One staple sight during this real estate boom in Manhattan were construction barricades surrounding new building sites in almost all neighborhoods. Large panels of plywood wrapping whole city blocks showed digital renderings of what the building eventually would look like. At one point, there were so many of these sites that an ordinance was passed to severely limit the size of these printed sales messages, leaving empty plywood corridors in their place. The wide expanse of these empty barricades always seemed to me like a missed opportunity to utilize that space to visually communicate with a large audience.
Fortunately, not-for-profit art organizations in the city saw these construction sites as a golden opportunity to interact with the public through art installations while providing essential support to artists. The Downtown Alliance is one of my favorite such organizations and through its public art program Re:Construction identifies sites in Lower Manhattan and creates alliances between developers, curators and artists to bring the most thought-provoking art to the public. Their goal is to “recast construction sites as canvasses for innovative public art and architecture with original and whimsical design.”
In January 2010, we completed the installation of one of their largest barricades on 99 Church Street, a site where Silverstein Properties is building the tallest residential building and hotel tower in the city.
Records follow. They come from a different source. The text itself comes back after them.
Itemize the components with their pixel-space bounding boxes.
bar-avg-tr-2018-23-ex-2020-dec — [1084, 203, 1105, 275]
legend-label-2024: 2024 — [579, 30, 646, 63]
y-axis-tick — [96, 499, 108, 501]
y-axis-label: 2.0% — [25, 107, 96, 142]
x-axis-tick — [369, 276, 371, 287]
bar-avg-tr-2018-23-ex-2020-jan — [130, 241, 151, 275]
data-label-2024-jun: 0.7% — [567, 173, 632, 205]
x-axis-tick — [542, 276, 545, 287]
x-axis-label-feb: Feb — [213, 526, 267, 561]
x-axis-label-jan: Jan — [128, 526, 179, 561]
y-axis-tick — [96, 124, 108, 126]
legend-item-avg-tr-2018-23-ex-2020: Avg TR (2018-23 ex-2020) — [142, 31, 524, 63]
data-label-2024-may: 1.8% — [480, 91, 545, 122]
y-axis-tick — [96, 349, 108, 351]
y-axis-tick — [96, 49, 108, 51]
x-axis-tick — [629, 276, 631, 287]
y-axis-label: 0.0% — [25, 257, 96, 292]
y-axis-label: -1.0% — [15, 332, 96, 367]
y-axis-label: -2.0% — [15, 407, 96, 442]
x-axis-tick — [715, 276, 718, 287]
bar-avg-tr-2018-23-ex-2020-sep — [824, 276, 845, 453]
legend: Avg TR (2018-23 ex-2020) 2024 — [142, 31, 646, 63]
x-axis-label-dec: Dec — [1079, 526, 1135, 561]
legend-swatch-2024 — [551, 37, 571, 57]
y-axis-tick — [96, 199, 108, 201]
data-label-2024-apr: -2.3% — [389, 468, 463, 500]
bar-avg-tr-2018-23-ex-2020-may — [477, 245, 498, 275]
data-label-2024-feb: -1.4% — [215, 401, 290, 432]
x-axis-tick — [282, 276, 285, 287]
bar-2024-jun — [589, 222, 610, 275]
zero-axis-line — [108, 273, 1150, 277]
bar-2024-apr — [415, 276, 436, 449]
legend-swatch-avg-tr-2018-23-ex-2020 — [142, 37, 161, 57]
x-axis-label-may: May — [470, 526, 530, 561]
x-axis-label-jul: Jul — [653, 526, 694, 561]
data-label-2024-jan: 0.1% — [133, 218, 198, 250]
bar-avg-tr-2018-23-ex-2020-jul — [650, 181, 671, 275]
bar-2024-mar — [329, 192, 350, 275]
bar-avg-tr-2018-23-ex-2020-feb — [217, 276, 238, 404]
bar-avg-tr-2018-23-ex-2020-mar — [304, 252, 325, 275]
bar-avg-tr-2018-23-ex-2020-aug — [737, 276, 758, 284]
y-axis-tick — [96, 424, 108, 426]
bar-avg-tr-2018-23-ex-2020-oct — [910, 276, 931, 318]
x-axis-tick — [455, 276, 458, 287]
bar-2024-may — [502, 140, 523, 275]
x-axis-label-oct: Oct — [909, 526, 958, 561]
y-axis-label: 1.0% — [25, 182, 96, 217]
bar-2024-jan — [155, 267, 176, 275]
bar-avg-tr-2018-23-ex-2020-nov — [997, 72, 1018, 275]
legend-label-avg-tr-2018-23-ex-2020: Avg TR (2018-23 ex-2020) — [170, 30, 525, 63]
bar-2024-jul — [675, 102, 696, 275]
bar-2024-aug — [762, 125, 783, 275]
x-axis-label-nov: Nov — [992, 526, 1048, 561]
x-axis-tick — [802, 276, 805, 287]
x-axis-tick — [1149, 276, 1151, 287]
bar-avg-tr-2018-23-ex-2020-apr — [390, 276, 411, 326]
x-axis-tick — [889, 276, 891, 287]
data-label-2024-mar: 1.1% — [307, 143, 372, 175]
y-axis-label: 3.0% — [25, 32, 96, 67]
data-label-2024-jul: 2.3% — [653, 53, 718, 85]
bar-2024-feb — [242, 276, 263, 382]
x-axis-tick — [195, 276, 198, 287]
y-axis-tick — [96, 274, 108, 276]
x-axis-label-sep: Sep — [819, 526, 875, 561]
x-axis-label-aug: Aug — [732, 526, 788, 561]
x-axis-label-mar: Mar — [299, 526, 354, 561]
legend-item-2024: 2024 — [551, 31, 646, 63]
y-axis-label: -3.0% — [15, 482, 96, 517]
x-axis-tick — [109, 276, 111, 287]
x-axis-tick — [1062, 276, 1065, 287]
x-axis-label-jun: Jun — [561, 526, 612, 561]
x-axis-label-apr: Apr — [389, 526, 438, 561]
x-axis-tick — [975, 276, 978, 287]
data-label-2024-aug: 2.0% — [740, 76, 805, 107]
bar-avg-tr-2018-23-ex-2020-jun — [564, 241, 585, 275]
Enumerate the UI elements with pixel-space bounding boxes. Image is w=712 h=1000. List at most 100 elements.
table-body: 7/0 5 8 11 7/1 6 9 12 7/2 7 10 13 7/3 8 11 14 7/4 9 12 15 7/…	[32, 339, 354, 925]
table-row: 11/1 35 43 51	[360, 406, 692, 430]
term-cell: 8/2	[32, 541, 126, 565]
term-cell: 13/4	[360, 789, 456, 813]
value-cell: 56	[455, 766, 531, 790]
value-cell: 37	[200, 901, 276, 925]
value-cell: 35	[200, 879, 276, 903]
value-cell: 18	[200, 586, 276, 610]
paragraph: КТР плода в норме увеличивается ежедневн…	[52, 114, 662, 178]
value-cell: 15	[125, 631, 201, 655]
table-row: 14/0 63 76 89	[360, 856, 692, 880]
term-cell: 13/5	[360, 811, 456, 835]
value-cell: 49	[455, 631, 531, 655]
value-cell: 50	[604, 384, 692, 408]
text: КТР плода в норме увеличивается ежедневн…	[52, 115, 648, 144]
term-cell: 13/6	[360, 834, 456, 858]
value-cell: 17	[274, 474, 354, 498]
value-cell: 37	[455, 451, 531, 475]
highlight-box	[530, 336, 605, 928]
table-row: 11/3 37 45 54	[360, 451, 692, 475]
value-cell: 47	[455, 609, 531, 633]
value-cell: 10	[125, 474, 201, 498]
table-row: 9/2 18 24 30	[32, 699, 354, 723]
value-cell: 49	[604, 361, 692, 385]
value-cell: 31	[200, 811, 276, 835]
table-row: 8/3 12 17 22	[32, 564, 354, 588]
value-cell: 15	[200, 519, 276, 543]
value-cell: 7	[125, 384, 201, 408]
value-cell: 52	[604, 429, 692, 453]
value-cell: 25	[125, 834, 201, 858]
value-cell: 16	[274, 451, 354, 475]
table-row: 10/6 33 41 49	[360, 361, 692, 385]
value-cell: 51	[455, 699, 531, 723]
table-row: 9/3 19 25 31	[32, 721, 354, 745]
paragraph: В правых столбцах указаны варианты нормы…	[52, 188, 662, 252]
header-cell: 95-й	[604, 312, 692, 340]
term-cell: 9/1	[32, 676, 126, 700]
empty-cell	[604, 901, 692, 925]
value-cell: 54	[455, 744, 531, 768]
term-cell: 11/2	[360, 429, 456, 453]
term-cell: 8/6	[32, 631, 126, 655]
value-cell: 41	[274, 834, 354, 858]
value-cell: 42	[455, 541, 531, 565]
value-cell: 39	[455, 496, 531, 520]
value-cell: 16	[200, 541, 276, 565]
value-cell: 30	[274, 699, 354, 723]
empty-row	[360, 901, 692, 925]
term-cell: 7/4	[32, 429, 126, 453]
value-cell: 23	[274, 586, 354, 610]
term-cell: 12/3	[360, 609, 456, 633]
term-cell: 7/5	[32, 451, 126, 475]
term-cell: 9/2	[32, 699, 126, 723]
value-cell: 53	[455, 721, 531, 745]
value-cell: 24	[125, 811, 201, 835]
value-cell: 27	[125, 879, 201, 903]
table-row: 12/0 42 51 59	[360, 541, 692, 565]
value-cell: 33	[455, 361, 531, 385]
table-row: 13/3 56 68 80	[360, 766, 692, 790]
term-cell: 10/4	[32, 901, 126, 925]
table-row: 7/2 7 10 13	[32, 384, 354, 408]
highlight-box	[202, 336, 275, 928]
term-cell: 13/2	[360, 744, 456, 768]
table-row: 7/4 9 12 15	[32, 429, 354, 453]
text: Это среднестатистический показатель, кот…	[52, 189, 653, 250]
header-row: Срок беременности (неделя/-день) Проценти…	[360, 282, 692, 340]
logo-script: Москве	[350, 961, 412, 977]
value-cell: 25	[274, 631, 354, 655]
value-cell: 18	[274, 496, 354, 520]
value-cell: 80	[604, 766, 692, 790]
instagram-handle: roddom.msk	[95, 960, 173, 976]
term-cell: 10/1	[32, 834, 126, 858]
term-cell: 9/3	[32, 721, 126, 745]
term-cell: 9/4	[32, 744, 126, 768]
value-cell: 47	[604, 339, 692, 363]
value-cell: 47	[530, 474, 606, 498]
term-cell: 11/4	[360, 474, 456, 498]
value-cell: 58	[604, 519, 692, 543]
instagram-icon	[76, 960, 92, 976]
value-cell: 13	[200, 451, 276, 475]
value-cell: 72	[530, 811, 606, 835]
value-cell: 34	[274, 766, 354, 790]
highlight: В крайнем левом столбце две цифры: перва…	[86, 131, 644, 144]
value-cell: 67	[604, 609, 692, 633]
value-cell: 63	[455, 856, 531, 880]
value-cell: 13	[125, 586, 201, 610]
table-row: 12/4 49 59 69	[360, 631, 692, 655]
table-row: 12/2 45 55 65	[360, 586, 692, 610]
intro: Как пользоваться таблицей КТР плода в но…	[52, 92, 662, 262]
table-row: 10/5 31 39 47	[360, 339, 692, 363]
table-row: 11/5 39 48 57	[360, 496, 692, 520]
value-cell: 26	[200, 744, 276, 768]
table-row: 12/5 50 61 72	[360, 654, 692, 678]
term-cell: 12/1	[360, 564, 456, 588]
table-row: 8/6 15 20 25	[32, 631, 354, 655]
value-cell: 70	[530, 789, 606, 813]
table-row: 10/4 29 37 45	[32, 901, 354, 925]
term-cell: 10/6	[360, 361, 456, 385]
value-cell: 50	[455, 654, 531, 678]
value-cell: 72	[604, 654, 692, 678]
Silverstein is one of the most visionary developers in the city whose commitment to rebuilding Lower Manhattan is unprecedented. Having personally suffered the loss of the most prized possession in their portfolio, the WTC towers, their commitment to rebuilding Lower Manhattan is driven by personal passion.
The artist who created this barricade is Israeli-born photographer Maya Barkai. For this installation, called “Walking Men 99,” Barkai joined together photographs of 99 pedestrian traffic light icons from cities around the world. These images were created with the astonishing “crowd-sourcing” potential of the web. Barkai established a website where she asked people to submit photographs of walking men all over the world and then she put them together by city. Most of us who have seen these walking signs all around in our travels and perhaps even marveled at some of the unique ones have forgotten them when we left those places. It’s a wonderful treat to be reintroduced to this diversity of a familiar concept from around the world—a great way to see how far a single idea travels and unites us all. What other place than Lower Manhattan, close to the WTC, to display such a strong symbol of unity.
The curators Ayelet Daniele Aldouby and Elinor Milchan from Artea Projects organized this public installation and described the motivation behind this work: “Maya realized that not only does the symbol exist in every city, but she discovered that many of them are different. In Dresden, there’s a walking girl, and in Fredericia, Denmark, a soldier. East Berlin has a little man wearing a hat. She also has images of the silhouette of Hans Christian Andersen, the traffic symbol for Odense, Denmark, and Sophie, a pony-tailed female traffic sign in Utrecht, the Netherlands.”